# Windows Boot failure and Hard Disk Crash



## shabin5785 (Dec 24, 2014)

Hi,

My Work Machine (with win 7) fails to boot. It is stuck at the windows logo. Now the IT support guys in my Office tells me that my Hard disk has crashed. And i have no way to validate this. So.

Would a hard disk crash cause this failure for windows?

I tried start up repair. This loaded windows files , but then went to a screen with light blue haze and was stuck there. I had used the system previous day as well and has not faced any BSOD till now. Is it really hard disk failure?

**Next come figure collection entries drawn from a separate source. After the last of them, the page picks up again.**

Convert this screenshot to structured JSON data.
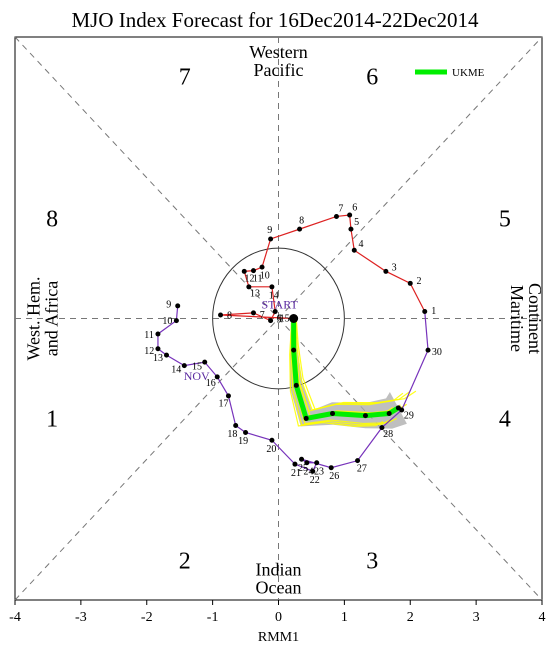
{
  "chart_data": {
    "type": "line",
    "title": "MJO Index Forecast for 16Dec2014-22Dec2014",
    "xlabel": "RMM1",
    "xlim": [
      -4,
      4
    ],
    "ylim": [
      -4,
      4
    ],
    "x_ticks": [
      "-4",
      "-3",
      "-2",
      "-1",
      "0",
      "1",
      "2",
      "3",
      "4"
    ],
    "phases": [
      {
        "number": "1",
        "angle_deg": 202.5
      },
      {
        "number": "2",
        "angle_deg": 247.5
      },
      {
        "number": "3",
        "angle_deg": 292.5
      },
      {
        "number": "4",
        "angle_deg": 337.5
      },
      {
        "number": "5",
        "angle_deg": 22.5
      },
      {
        "number": "6",
        "angle_deg": 67.5
      },
      {
        "number": "7",
        "angle_deg": 112.5
      },
      {
        "number": "8",
        "angle_deg": 157.5
      }
    ],
    "regions": {
      "top": [
        "Western",
        "Pacific"
      ],
      "bottom": [
        "Indian",
        "Ocean"
      ],
      "left": [
        "West. Hem.",
        "and Africa"
      ],
      "right": [
        "Maritime",
        "Continent"
      ]
    },
    "unit_circle_radius": 1,
    "colors": {
      "observed_a": "#dd2222",
      "observed_b": "#7733bb",
      "ensemble": "#ffff00",
      "ensemble_spread": "#aaaaaa",
      "forecast": "#00ee00"
    },
    "series": [
      {
        "month": "NOV",
        "points": [
          {
            "label": "9",
            "x": -1.53,
            "y": 0.18
          },
          {
            "label": "10",
            "x": -1.55,
            "y": -0.03
          },
          {
            "label": "11",
            "x": -1.83,
            "y": -0.22
          },
          {
            "label": "12",
            "x": -1.83,
            "y": -0.43
          },
          {
            "label": "13",
            "x": -1.7,
            "y": -0.52
          },
          {
            "label": "14",
            "x": -1.43,
            "y": -0.67
          },
          {
            "label": "15",
            "x": -1.12,
            "y": -0.62
          },
          {
            "label": "16",
            "x": -0.93,
            "y": -0.83
          },
          {
            "label": "17",
            "x": -0.76,
            "y": -1.1
          },
          {
            "label": "18",
            "x": -0.65,
            "y": -1.52
          },
          {
            "label": "19",
            "x": -0.5,
            "y": -1.62
          },
          {
            "label": "20",
            "x": -0.1,
            "y": -1.73
          },
          {
            "label": "21",
            "x": 0.25,
            "y": -2.07
          },
          {
            "label": "22",
            "x": 0.52,
            "y": -2.17
          },
          {
            "label": "23",
            "x": 0.58,
            "y": -2.05
          },
          {
            "label": "24",
            "x": 0.43,
            "y": -2.05
          },
          {
            "label": "25",
            "x": 0.35,
            "y": -2.0
          },
          {
            "label": "26",
            "x": 0.8,
            "y": -2.12
          },
          {
            "label": "27",
            "x": 1.2,
            "y": -2.02
          },
          {
            "label": "28",
            "x": 1.57,
            "y": -1.55
          },
          {
            "label": "29",
            "x": 1.87,
            "y": -1.3
          },
          {
            "label": "30",
            "x": 2.27,
            "y": -0.45
          }
        ]
      },
      {
        "month": "",
        "points": [
          {
            "label": "1",
            "x": 2.22,
            "y": 0.1
          },
          {
            "label": "2",
            "x": 2.0,
            "y": 0.5
          },
          {
            "label": "3",
            "x": 1.63,
            "y": 0.67
          },
          {
            "label": "4",
            "x": 1.15,
            "y": 0.97
          },
          {
            "label": "5",
            "x": 1.1,
            "y": 1.27
          },
          {
            "label": "6",
            "x": 1.08,
            "y": 1.47
          },
          {
            "label": "7",
            "x": 0.88,
            "y": 1.45
          },
          {
            "label": "8",
            "x": 0.32,
            "y": 1.27
          },
          {
            "label": "9",
            "x": -0.12,
            "y": 1.13
          },
          {
            "label": "10",
            "x": -0.25,
            "y": 0.73
          },
          {
            "label": "11",
            "x": -0.38,
            "y": 0.68
          },
          {
            "label": "12",
            "x": -0.52,
            "y": 0.67
          },
          {
            "label": "13",
            "x": -0.45,
            "y": 0.45
          },
          {
            "label": "14",
            "x": -0.1,
            "y": 0.45
          },
          {
            "label": "5",
            "x": -0.05,
            "y": 0.1
          },
          {
            "label": "6",
            "x": -0.12,
            "y": -0.03
          },
          {
            "label": "7",
            "x": -0.38,
            "y": 0.08
          },
          {
            "label": "8",
            "x": -0.88,
            "y": 0.05
          },
          {
            "label": "15",
            "x": 0.23,
            "y": 0.0
          }
        ]
      },
      {
        "name": "UKME",
        "role": "forecast",
        "points": [
          {
            "x": 0.23,
            "y": 0.0
          },
          {
            "x": 0.23,
            "y": -0.45
          },
          {
            "x": 0.27,
            "y": -0.95
          },
          {
            "x": 0.42,
            "y": -1.42
          },
          {
            "x": 0.82,
            "y": -1.35
          },
          {
            "x": 1.32,
            "y": -1.38
          },
          {
            "x": 1.68,
            "y": -1.35
          },
          {
            "x": 1.82,
            "y": -1.27
          }
        ]
      }
    ],
    "start_label": "START",
    "legend": {
      "position": "top-right",
      "entries": [
        "UKME"
      ]
    }
  }
}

Even if its a Hard Disk failure, cant the data be recovered? The IT guys are telling me that the HD is not detected as an external device itself. For some reason i cannot believe that. 

Any pointers?


----------



## whitestar_999 (Dec 25, 2014)

to confirm hdd failure you need to run S.M.A.R.T. values test.if windows is running you can check these values by running portable zip version of crystaldisk info software which does not need to be installed.if windows is not running then you need to boot your pc from a cd with such software to check these values.see this to boot from cd or usb:
SeaTools for DOS and Windows - How to Use - Windows 7 Help Forums


----------



## bssunilreddy (Dec 25, 2014)

Run it in safe mode and see that in the bios it is set in AHCI mode only. Todays HDD's run in AHCI mode which is a newer SATA interface for faster communication between the devices.

Update your Bios to the latest version.


----------